Q.—Well, I heartily believe in the general strike if it is a first step toward the revolution, and I believe in what you intimate—that the workers are damn fools if they don’t take what they want, when they can’t get it any other way. (Applause.)
A.—That is a better speech than I can make. If I didn’t think that the general strike was leading on to the great revolution which will emancipate the working class I wouldn’t be here. I am with you because I believe that in this little meeting there is a nucleus here that will carry on the work and propagate the seed that will grow into the great revolution that will overthrow the capitalist class.
4
Born in a slate-quarry town in Maine, Ben Williams (1877–1964) started working at the age of eleven in his older brother’s print shop in Nebraska. As Williams wrote: “The Western farmers’ revolt was in full swing with the Farmers’ Alliance. My brother supported the movement in his paper, and as a result, got all kinds of radical publications on exchange. Before my twelfth year, I was introduced to all the social philosophies—anarchism, socialism, communism, direct legislation, and Allt-ance programs … absorbing the idea of a New America and a better world” (letter to J. L. K., October 24, 1963).

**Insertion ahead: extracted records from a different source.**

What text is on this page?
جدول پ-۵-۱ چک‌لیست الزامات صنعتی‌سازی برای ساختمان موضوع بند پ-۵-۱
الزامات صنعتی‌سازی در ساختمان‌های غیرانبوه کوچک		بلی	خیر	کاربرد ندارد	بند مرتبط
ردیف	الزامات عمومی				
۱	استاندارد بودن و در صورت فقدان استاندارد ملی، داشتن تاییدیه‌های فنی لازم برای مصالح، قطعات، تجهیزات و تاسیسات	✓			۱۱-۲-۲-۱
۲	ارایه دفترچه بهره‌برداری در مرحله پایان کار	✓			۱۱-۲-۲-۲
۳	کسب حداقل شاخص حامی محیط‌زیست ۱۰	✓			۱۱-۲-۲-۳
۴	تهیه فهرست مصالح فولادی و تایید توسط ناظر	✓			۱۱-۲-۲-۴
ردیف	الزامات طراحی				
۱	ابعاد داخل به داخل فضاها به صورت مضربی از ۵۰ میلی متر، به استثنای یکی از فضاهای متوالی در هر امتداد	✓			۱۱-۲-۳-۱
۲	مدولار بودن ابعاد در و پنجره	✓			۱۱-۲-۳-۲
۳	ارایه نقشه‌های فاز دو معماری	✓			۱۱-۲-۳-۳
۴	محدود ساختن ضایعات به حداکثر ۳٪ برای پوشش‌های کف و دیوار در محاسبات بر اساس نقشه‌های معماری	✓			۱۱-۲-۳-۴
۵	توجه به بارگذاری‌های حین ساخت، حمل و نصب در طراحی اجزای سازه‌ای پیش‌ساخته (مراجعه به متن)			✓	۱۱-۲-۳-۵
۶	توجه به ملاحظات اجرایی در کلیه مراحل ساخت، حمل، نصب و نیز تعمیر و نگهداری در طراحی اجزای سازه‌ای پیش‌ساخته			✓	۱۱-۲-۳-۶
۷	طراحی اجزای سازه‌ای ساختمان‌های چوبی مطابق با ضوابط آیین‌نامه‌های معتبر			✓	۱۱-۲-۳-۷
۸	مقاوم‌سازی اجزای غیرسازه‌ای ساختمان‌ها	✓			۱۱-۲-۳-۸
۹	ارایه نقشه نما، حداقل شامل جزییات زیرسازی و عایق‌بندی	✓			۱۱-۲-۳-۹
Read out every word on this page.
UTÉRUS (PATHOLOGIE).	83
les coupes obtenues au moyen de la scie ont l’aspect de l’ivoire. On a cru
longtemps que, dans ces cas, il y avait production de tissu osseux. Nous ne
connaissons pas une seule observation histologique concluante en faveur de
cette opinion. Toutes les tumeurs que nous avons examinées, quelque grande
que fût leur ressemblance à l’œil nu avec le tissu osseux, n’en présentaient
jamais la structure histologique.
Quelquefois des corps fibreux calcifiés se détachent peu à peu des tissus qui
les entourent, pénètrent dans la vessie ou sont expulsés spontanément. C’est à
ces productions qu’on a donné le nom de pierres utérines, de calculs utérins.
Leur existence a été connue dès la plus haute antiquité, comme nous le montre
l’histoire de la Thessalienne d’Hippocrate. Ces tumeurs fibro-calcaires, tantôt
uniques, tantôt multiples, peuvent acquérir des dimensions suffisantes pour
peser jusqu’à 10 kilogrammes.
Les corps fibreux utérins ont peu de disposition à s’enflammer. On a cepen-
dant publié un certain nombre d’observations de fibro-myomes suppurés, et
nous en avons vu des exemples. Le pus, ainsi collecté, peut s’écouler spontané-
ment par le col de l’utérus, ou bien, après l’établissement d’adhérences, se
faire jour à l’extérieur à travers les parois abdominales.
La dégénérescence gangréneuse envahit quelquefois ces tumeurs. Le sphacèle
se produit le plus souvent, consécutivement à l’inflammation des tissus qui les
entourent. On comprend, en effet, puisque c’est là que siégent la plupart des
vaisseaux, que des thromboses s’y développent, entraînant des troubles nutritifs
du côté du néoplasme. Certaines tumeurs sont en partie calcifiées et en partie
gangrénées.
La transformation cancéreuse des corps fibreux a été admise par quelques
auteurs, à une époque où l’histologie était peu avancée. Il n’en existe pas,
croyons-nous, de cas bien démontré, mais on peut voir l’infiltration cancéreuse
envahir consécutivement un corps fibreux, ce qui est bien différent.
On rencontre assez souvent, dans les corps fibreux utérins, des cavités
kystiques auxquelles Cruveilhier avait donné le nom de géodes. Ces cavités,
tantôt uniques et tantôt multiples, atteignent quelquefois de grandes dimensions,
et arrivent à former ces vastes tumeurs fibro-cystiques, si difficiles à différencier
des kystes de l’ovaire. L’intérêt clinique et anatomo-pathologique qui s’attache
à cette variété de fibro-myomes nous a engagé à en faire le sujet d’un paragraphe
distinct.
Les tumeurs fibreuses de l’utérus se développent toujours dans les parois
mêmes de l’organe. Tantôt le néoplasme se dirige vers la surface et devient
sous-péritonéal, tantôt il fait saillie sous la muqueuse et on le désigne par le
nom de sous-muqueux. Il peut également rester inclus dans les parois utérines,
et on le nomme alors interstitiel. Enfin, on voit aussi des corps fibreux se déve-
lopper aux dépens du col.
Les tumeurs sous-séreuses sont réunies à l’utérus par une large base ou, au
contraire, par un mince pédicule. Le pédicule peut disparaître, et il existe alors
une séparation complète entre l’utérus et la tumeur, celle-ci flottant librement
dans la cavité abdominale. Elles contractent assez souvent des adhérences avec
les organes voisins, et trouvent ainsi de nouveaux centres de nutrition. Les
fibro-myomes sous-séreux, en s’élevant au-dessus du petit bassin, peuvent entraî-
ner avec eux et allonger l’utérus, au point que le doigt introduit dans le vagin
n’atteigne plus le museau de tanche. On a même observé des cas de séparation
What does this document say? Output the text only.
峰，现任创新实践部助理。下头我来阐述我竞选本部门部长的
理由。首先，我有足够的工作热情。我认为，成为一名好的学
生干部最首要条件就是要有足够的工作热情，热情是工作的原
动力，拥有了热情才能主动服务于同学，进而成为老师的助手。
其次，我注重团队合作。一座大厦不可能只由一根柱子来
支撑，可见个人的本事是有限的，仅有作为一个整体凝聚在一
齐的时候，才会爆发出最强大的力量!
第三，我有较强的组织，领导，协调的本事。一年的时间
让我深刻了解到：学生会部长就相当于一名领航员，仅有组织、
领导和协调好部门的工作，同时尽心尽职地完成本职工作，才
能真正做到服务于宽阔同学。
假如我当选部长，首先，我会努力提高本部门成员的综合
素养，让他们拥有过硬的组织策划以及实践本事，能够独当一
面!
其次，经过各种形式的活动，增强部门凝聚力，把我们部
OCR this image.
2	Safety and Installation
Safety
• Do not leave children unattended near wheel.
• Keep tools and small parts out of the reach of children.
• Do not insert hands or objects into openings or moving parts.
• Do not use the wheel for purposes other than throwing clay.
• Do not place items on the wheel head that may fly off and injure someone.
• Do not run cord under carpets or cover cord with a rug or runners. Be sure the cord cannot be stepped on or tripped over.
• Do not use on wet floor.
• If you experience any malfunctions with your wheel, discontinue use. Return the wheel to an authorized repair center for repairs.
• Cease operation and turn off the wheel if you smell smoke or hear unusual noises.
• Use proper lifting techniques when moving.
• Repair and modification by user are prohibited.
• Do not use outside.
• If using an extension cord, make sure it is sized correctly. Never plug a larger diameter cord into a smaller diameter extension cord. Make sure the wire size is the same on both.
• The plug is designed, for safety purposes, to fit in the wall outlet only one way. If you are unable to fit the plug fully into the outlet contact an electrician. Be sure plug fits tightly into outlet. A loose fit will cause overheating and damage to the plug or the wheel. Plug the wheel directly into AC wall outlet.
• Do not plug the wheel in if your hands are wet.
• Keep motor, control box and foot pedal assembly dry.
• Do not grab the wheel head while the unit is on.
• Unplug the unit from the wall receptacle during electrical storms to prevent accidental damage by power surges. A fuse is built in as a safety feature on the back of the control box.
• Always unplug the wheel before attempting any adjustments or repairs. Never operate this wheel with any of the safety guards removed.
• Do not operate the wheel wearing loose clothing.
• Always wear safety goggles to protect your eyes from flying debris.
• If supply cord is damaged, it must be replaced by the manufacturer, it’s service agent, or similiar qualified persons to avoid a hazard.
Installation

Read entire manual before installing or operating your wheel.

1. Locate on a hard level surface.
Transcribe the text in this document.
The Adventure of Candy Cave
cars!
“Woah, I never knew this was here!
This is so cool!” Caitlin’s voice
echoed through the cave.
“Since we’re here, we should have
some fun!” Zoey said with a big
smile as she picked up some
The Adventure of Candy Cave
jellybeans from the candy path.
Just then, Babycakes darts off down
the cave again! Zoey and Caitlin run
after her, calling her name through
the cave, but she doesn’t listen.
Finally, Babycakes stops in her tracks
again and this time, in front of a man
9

Williams worked his way through college by typesetting
and teaching in a one-room school-house, joined the Socialist Labor Party in 1904, and became one of its lecturers and publicists. He became an I.W.W. member in 1905, shortly after the founding convention, and started soap-boxing and organizing for the One Big Union idea. He edited several issues of the I.W.W. Industrial Union Bulletin before it failed for lack of funds in 1909. When a new I.W.W. publication, Solidarity, started in Newcastle, Pennsylvania, during the 1909 McKees Rocks steelworkers’ strike, Williams became its typesetter and then editor, continuing at this until 1917. Williams who read French fluently, translated many articles by French radicals and published them in Solidarity during this period.